By Chris WittsSaturday 25 Mar 2023Morning Devotions with Chris WittsFaithReading Time: 1 minute
Transcript:
How often have you wanted to escape somewhere, like a perfect place where there are no problems or pressures? I think many of us would like to escape reality. Maybe that’s why we want something which will give us immediate relief—like eating too much food, drugs, falling into self-pity, anger, compulsive shopping, listening to music, watching TV, acquiring more money.
We want these things in an attempt to fill a vacuum or a hole inside: because we feel there’s something missing deep inside. So, we live for ourselves, and don’t always know why we act the way we do. We hurt others who care for us and think there are no consequences. But of course there are always consequences. In those moments on our own, when we’re quiet, we do sense something is wrong. Where is that deep satisfaction and happiness I want? We think that as long as we have lots of fun, we’ll be happy.
What Makes Us Restless
American theologian Paul Tillich says: “Of all the dangers that threaten civilization, this is one of the most dangerous: the escape from ones’ emptiness through a ‘fun’ which makes joy impossible”. Now there’s nothing wrong with having some fun, as long as it’s not the shallow, selfish, distracting and greedy type. It can be an escape from a bigger issue that we don’t want to face up to.
About 400 years after Jesus, there was a bishop named Augustine (354-430 AD)—he is known still today for his most famous book called Confessions, which is his spiritual autobiography. The third sentence into his book says this: “Lord, you have made us for Yourself, and our hearts are restless until they find rest in you.” (Confessions 1.1.1.) Not exactly the phrase ‘God-shaped hole’ but the same idea from a different direction. Human hearts are ‘restless’ until finding ‘rest’ in God.
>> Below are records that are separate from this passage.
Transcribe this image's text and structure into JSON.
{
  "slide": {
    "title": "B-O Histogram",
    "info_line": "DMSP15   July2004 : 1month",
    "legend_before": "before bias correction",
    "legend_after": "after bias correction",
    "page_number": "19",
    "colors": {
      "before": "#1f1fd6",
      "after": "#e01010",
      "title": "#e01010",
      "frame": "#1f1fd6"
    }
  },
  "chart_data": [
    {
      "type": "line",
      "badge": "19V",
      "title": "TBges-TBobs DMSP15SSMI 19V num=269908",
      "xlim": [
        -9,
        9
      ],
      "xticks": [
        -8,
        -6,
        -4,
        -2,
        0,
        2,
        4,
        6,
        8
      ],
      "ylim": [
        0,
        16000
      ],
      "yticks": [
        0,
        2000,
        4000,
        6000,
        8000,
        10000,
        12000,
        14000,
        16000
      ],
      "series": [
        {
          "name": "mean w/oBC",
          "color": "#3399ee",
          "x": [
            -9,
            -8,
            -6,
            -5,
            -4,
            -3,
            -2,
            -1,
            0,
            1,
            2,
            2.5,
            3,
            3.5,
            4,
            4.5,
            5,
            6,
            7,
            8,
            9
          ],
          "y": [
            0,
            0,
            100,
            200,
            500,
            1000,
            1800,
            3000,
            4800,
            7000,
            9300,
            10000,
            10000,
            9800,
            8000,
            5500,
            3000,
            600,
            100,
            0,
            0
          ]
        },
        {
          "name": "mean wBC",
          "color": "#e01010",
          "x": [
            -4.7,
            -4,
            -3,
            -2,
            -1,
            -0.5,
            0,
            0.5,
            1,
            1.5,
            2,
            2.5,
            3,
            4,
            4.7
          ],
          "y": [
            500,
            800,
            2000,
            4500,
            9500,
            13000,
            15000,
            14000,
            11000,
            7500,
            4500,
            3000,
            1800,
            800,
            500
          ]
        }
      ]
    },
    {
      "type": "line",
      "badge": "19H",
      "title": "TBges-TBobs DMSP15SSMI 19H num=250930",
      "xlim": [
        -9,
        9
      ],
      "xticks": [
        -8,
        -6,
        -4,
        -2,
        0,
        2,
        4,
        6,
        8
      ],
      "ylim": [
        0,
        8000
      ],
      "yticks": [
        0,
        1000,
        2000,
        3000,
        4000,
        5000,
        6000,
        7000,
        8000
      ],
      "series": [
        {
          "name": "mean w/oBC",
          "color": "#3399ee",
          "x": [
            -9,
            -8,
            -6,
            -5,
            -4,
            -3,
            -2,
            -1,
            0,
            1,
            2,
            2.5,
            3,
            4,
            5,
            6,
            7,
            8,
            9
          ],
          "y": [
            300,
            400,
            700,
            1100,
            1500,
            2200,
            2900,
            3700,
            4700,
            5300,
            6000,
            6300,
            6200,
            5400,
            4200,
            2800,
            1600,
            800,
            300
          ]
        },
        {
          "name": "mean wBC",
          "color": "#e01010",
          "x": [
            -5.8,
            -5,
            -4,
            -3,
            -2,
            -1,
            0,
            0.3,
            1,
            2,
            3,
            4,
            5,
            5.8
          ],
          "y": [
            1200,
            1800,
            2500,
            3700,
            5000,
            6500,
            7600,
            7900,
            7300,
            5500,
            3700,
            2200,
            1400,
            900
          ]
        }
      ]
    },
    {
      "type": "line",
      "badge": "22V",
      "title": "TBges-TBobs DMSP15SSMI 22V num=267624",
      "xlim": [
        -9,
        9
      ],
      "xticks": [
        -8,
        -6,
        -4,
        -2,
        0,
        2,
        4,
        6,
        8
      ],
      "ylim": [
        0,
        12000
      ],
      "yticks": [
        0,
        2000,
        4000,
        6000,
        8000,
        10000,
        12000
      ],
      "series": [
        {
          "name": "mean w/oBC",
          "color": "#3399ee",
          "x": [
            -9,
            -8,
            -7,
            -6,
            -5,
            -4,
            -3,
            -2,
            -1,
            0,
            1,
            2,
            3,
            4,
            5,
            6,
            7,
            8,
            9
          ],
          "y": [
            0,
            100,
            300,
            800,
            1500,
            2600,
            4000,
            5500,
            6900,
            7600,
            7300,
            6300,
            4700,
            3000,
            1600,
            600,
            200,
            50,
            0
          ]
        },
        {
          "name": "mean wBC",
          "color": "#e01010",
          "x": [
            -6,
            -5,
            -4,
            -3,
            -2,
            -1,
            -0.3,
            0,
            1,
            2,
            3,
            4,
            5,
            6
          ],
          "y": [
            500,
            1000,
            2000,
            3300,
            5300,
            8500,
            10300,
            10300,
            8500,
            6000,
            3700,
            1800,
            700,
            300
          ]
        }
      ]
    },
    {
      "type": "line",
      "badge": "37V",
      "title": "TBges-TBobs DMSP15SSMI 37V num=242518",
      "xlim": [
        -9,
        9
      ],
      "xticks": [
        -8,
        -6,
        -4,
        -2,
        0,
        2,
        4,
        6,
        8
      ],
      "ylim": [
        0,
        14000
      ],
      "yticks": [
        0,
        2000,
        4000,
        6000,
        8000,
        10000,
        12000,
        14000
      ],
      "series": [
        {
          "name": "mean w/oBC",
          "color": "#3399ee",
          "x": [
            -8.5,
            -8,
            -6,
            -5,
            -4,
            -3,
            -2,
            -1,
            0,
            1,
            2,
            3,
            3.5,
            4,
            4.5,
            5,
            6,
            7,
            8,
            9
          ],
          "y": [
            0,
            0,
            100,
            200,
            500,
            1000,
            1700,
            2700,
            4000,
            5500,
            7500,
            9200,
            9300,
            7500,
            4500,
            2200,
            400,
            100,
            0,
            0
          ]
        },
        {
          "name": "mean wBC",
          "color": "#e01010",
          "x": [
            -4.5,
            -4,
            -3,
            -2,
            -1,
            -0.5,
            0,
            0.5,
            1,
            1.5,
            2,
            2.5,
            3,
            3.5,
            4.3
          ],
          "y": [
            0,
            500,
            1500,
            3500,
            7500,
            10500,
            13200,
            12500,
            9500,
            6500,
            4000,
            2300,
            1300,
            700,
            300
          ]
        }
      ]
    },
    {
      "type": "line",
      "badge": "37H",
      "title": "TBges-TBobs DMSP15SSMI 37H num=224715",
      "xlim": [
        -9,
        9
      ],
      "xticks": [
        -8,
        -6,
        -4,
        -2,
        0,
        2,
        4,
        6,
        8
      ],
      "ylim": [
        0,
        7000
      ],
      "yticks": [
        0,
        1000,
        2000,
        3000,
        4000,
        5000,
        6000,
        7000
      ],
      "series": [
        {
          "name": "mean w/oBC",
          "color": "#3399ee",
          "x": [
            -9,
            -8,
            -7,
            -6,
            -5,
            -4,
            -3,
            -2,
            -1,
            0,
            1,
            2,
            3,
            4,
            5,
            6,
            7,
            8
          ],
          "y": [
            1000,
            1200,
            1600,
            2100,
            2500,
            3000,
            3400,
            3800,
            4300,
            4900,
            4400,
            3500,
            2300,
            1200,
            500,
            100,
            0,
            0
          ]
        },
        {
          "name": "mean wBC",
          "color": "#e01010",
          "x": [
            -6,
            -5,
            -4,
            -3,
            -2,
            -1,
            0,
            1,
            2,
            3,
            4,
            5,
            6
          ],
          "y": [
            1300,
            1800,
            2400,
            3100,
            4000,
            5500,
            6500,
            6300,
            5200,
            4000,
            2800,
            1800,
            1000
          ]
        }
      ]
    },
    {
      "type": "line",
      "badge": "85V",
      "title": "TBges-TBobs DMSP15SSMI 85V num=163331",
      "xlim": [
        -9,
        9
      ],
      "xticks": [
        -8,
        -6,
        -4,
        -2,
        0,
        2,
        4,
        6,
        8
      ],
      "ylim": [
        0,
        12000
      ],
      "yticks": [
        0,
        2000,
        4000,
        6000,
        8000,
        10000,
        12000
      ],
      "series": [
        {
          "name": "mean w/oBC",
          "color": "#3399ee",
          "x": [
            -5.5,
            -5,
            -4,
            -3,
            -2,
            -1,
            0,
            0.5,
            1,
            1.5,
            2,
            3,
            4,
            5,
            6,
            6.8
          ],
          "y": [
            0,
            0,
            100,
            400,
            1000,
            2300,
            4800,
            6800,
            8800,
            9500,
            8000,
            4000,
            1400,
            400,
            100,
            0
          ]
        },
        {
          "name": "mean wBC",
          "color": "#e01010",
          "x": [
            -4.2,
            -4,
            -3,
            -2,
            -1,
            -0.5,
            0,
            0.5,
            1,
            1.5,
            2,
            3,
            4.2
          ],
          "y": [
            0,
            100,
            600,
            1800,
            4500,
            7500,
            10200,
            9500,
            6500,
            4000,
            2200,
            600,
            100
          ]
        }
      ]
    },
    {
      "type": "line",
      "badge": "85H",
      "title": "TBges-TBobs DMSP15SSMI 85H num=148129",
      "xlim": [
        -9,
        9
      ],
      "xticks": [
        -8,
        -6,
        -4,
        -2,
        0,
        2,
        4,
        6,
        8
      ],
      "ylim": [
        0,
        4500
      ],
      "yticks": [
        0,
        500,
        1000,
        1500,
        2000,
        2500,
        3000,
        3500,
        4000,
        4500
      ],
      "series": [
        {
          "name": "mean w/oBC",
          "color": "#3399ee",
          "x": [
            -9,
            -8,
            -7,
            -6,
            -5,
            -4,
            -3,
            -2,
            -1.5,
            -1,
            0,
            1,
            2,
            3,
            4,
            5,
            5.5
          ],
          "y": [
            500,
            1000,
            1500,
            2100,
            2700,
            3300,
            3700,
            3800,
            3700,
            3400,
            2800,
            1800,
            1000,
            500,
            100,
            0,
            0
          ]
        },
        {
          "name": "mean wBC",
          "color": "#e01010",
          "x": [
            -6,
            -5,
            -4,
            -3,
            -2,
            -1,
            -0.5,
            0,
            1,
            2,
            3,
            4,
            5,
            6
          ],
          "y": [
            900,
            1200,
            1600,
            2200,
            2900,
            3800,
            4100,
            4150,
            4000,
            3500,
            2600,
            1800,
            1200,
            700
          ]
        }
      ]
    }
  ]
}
Almost like God has a specially designed place into which humans fit.
God has created us for relationships both with himself and each other.
Blaise Pascal (1623-62) said something closer to our phrase over 100 years later:
What else does this craving, and this helplessness proclaim, but that there was once in man a true happiness, of which all that now remains is the empty print and trace? This he tries in vain to fill with everything around him, seeking in things that are not there the help he cannot find in those that are, though none can help, since this infinite abyss can be filled only with an infinite and unchangeable object; in other words by God himself.” (Pensees 10.148)
So, these esteemed men said people have an ’emptiness’ inside which most try to “fill with everything around.” But only God will exactly fit. So, each person has a God-shaped hole (or some like to say vacuum) which most people fill with thrills or entertainment instead of God. But their searching is in vain until they turn from horizontal (looking at the things on earth) to vertical (looking at God). An alternative to this idea is a paraphrased version of a quotation from G.K. Chesterton: “When people cease to believe in God, they do not believe in nothing; they believe in anything!”
The fact is that God has created us for relationships both with himself and each other. It has been rightfully said that 80 percent of life’s satisfaction comes from the quality of our relationships.
You have been created for a purpose in life, and right now you are quite possibly not living for that purpose.